Little birds especially, with their limited capacity for fat storage and the greater exposure of small things to the elements, seem almost constantly ravenous throughout the daylight hours. Tiny hummingbirds can devour up to three times their weight in a day. Kinglets flitter nonstop in their almost frantic hunt for winter insects. Rolling packs of chickadees glean over fir needles, green in their snowy mountain homes. A robin may be the size of your pet boa, but it must dine more, and more often.

Warm-bloodedness also needs insulation to be effective. Naked scales might work for our cold-blooded relatives, but mammals have fur and birds have feathers, nature’s finest insulation. Beneath their outer contour feathers, birds wear the thin but dense layer of down that traps still air, keeping their bodies at a comfortable 104 degrees even as winter chases less robust creatures, like grizzly bears, into protected hideaways. When the cold bites especially hard, birds can fluff their feathers to increase insulation, and pull their heads down on their shoulders, or tuck them under a wing.

Of course, their feathers must be kept dry. Like us, most birds have natural body oil. They spread this oil from a gland at the base of their tails, keeping their feathers glistening, both beautiful and waterproof.

Double-crested Cormorant

Double-crested Cormorant Wings Spread

Most water birds produce plenty of this preening oil, but oddly one of our diving birds produces hardly any. Apparently the advantage of pursuing fish without the buoyancy of dry feathers can compensate for getting wet. Instead of preening, however, cormorants stand in the sun with their wings held out to dry, a performance visible all along the Sacramento River.

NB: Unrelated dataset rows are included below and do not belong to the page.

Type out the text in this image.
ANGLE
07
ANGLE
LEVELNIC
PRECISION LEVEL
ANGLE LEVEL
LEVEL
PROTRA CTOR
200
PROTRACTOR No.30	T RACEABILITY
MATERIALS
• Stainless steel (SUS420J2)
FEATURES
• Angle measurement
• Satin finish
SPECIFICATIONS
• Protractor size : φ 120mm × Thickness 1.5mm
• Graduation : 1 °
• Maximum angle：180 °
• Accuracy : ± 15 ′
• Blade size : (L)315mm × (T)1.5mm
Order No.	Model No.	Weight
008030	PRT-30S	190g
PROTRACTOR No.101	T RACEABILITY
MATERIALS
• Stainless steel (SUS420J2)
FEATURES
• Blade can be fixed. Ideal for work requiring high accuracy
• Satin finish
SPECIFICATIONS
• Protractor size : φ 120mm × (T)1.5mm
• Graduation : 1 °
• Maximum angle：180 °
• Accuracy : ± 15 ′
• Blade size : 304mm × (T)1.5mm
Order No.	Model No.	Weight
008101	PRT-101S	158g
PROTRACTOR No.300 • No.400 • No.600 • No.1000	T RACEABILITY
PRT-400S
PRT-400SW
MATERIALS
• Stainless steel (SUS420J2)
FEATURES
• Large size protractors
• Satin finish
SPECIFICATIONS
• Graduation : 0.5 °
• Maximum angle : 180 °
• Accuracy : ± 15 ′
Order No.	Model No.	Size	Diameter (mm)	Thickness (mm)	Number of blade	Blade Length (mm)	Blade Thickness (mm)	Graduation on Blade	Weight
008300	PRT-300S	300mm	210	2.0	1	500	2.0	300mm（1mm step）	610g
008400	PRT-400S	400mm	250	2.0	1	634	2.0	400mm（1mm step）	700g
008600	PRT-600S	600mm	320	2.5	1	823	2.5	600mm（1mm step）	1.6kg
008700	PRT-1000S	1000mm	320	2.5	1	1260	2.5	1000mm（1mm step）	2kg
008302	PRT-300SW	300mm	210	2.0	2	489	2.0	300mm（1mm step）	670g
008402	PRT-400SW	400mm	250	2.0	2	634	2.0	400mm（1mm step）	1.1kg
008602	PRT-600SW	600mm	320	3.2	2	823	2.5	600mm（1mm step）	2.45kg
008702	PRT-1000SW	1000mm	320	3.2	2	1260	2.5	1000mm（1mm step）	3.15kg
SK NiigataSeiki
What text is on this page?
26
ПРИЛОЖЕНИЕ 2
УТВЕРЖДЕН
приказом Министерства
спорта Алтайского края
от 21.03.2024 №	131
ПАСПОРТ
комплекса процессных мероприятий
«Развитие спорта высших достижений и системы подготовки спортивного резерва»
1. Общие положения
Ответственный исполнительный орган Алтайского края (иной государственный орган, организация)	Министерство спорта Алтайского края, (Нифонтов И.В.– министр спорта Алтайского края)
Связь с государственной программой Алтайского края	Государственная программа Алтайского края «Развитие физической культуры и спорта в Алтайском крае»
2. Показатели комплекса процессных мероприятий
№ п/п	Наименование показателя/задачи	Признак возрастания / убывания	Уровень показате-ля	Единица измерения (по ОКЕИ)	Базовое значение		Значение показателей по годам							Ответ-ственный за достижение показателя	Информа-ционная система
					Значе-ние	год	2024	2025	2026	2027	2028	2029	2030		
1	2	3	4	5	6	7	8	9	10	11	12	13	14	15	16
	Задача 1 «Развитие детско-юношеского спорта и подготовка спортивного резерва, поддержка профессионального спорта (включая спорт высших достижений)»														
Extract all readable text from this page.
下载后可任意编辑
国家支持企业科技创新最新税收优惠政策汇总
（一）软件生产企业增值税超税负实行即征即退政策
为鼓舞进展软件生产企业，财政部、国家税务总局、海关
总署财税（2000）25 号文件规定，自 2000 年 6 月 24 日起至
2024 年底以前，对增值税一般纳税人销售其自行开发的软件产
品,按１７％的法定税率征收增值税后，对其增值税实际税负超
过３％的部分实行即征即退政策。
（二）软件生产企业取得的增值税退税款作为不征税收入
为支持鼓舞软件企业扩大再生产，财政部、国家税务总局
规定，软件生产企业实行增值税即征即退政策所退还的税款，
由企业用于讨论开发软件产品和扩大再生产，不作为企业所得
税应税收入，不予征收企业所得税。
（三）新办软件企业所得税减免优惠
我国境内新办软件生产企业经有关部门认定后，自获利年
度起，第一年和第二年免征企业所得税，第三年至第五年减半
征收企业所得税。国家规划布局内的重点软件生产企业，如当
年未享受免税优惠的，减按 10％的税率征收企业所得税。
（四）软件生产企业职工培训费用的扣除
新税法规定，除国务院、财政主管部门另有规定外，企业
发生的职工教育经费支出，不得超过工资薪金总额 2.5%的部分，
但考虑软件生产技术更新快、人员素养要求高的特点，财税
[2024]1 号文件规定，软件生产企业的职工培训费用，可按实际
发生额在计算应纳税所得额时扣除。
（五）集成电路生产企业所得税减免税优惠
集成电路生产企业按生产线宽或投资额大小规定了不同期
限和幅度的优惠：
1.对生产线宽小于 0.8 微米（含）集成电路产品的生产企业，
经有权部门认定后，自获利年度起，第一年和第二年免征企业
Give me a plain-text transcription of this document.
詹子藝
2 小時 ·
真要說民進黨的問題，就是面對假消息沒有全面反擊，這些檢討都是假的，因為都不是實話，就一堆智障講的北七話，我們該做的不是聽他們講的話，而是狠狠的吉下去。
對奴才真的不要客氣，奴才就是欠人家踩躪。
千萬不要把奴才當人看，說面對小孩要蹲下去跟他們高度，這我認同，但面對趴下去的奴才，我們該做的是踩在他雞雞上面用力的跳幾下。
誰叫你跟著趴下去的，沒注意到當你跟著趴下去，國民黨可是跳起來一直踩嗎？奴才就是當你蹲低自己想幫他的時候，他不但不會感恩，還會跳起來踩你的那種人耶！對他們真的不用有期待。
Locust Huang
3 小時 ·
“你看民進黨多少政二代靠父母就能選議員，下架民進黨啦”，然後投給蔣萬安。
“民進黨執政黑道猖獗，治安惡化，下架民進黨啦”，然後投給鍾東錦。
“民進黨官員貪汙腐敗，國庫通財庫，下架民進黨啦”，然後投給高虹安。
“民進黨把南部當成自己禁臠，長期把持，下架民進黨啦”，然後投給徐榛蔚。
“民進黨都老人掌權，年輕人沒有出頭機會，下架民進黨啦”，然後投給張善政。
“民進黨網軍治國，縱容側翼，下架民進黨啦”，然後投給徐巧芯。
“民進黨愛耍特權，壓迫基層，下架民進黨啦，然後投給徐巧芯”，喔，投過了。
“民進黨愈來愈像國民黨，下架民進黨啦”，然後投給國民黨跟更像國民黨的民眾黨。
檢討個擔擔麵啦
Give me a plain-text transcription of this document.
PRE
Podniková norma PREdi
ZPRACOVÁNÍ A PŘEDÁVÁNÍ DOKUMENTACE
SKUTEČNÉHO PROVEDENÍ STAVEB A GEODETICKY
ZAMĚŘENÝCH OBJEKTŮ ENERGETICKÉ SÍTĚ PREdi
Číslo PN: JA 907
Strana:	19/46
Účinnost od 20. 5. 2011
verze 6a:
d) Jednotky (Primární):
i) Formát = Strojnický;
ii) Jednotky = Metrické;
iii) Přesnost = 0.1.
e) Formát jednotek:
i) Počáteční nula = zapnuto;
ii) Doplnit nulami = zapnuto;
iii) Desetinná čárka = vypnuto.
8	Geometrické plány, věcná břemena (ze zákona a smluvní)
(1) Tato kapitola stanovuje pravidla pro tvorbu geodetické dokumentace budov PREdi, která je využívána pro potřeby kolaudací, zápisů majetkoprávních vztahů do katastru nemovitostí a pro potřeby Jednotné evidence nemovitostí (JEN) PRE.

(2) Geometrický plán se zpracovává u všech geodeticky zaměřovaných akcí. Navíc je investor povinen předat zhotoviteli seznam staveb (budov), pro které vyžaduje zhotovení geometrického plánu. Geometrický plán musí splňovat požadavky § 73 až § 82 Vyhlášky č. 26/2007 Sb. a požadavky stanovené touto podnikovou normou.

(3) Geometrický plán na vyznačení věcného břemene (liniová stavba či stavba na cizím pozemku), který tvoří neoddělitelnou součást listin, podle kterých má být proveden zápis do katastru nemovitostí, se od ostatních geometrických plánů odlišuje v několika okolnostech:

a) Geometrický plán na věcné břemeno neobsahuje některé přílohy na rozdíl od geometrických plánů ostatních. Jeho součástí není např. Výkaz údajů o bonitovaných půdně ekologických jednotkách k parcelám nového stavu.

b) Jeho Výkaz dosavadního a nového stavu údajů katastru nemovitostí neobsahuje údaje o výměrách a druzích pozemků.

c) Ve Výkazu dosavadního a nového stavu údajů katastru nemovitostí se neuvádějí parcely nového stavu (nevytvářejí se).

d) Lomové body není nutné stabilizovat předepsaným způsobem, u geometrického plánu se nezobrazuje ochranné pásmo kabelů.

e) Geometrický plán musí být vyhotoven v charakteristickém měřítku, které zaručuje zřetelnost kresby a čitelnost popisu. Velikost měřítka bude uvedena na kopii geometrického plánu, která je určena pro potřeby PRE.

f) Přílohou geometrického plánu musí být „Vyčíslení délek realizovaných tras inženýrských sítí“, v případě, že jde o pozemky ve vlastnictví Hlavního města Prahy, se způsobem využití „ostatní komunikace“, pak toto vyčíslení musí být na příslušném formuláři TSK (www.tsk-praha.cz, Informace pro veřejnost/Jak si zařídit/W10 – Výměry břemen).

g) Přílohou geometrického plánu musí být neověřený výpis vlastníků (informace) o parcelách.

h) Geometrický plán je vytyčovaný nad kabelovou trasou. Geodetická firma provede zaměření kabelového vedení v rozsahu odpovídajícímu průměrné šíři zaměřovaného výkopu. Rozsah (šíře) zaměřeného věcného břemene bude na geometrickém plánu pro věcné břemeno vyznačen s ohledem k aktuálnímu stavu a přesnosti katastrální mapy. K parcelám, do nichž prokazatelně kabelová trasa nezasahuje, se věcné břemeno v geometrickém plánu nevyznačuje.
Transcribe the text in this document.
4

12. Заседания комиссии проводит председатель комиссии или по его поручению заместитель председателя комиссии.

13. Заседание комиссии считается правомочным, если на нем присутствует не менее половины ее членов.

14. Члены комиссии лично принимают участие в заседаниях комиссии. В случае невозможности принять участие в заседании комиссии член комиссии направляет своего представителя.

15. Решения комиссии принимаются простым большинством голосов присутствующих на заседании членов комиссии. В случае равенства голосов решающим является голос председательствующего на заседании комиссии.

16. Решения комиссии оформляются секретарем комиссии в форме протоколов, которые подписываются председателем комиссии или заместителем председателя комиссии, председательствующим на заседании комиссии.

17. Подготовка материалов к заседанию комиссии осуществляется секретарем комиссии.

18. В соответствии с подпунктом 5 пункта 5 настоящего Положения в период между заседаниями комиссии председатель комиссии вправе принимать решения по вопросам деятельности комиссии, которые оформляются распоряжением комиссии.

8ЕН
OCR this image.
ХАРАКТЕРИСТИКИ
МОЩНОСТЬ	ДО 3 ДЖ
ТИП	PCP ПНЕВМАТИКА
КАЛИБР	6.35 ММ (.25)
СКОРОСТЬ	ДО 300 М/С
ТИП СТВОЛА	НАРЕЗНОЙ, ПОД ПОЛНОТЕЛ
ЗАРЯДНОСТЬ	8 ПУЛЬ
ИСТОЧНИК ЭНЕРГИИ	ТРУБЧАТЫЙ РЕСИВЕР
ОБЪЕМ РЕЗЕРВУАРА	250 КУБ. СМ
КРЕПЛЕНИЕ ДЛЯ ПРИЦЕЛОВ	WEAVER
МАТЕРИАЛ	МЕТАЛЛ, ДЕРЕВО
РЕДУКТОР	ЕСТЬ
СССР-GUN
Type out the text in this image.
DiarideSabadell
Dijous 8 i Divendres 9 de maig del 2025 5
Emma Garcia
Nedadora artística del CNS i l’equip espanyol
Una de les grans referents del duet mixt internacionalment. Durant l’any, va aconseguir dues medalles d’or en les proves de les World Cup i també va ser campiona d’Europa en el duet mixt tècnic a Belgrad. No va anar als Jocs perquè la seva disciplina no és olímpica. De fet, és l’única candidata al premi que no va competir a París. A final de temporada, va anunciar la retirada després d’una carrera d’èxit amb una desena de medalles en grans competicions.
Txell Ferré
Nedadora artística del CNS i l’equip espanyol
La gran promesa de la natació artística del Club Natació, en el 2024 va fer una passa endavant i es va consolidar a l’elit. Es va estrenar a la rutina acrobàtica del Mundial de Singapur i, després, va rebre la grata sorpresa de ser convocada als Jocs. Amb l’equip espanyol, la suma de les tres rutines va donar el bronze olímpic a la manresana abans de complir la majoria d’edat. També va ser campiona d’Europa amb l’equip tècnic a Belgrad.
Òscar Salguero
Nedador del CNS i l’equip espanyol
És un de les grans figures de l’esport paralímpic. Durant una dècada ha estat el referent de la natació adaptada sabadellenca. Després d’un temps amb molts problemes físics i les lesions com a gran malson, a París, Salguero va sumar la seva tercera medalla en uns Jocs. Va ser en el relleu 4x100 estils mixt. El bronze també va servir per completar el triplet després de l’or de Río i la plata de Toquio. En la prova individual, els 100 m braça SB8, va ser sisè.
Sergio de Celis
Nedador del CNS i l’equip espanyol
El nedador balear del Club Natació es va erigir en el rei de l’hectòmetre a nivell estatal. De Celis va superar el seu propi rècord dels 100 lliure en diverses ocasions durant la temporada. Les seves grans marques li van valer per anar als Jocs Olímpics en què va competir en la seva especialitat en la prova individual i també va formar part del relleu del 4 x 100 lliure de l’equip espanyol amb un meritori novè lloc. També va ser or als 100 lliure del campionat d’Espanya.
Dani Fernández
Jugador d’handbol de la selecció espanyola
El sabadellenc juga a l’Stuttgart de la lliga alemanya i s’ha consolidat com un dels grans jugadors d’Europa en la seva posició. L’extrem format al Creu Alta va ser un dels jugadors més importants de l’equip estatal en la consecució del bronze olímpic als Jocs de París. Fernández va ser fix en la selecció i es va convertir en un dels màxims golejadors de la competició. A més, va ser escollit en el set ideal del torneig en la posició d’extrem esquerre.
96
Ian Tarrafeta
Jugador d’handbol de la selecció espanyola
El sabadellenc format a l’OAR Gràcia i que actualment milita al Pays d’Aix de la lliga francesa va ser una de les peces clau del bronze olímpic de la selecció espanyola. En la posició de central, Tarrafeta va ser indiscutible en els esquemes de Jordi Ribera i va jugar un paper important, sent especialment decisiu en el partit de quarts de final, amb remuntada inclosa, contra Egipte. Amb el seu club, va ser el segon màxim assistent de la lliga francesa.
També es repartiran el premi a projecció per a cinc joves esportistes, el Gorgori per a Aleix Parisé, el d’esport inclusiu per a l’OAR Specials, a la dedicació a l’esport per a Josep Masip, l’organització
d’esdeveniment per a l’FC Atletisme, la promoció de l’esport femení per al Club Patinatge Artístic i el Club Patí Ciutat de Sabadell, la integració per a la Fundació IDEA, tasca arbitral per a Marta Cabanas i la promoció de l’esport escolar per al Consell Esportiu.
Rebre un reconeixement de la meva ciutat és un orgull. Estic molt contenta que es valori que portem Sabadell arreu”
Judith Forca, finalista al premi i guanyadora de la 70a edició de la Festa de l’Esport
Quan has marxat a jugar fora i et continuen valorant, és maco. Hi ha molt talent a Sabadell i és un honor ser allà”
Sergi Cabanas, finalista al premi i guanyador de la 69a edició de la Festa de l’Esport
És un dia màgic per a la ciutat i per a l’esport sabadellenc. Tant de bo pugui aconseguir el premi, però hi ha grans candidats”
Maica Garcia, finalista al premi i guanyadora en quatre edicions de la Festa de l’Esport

Birds are also vulnerable to cold through their unfeathered feet. Long-legged herons and egrets are particularly exposed. Handily, the birds have a built-in heat-exchanger. Arteries carrying warm blood from the feathered body are intertwined in the legs with veins carrying chilled blood from the feet. Heat naturally dissipates, warming the veins and cooling the arteries. The result is that some heat is quickly returned to the warm core, and, especially in icy habitats, the feet just live at much colder temperatures than the rest of the body. Birds handle this by keeping their heat-loving muscles in their warm bodies, with little more than bones and tendons nakedly exposed. Also, watch a heron or egret. They frequently stand on just one leg, tucking the other up into their feathers, warming their toes and reducing heat loss.

Great Blue Heron

Great Blue Heron

Different birds undertake a variety of other strategies to survive the cold. Watch a robin face the morning sun, catching that warmth full on. Little nuthatches huddle together in tree cavities. Hummingbirds can actually go into overnight torpor, a mini-hibernation in which their body temperature drops as much as 50 degrees and their heart-rate slows from 500 to 50 beats per minute, saving precious energy. Poorwills, the western cousins of the whip-poor-will, can enter that state of torpor for weeks at a time.

Migration, of course, is perhaps the grandest adaptation to cold. But with birds, so well suited to handling Earth’s normal chills, migration may reflect the pursuit of food more immediately than the temperature change. Birds cannot survive when seeds are covered by snow, or fish by ice, or when fruits are picked clean or insects have ceased to crawl and flutter. Without food, it’s time to go. But a chill morning? Pah! Put on your coat and watch them!